Between June 1 last year and May 31 this year, a total of 598 missing person cases were reported to the non-profit organisation.

Out of these, 362 were adults and 236 children. From those missing, 222 of the adults were found and 173 of the children.

"Therefore we have an overall success rate of 66%. For the children's cases alone, our success rate is 73%," MCSA said.

"It is an unfortunate reality that 3.8% of the children found again, were found deceased."

Success rate decreased

Every year, MCSA saw the success rate decrease, though they could not say for a fact that it was due to fewer children being found again, or whether more cases were being reported to the organisastion.
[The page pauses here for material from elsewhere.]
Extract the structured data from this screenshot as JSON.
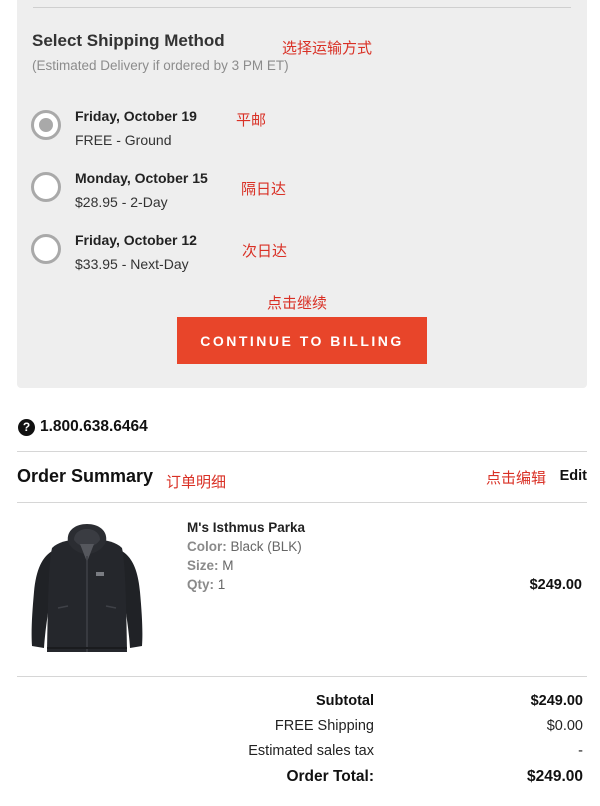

The vast majority of all cases reported to MCSA took place in Gauteng and Western Cape, accounting for 85% of reported cases for the period.

Gauteng accounted for 39.5% and 45.7% of all missing adult and children cases respectively. The Western Cape made up for 46.6% and 37.7% of missing adult and children cases.

Among the reasons children were reported missing were: 50.8% related to unknown reasons, 45.3% were run-aways, while 1.2% were parental or family abductions.

Other categories were: victims of crime, stranger abduction, and confirmed human trafficking. They accounted for less than 1% of reported cases.

Teens most affected

Of reported missing children cases, 13.1% involved children between the ages of 0 and 6; 18.2% were children between 7 and 12; and 68.6% involved children between 13 and 17.

Out of the 598 missing adult and children cases reported to MCSA for the period, 9 of the children were found dead, while 33 of the adults suffered the same fate.

The racial distribution of missing cases saw a relatively even split, where 33.6% of cases involved Africans, 31.1% involved coloureds, and 31.9% involved whites.

A total of 3.3% of cases involved other racial groups, such as Indians and Asians.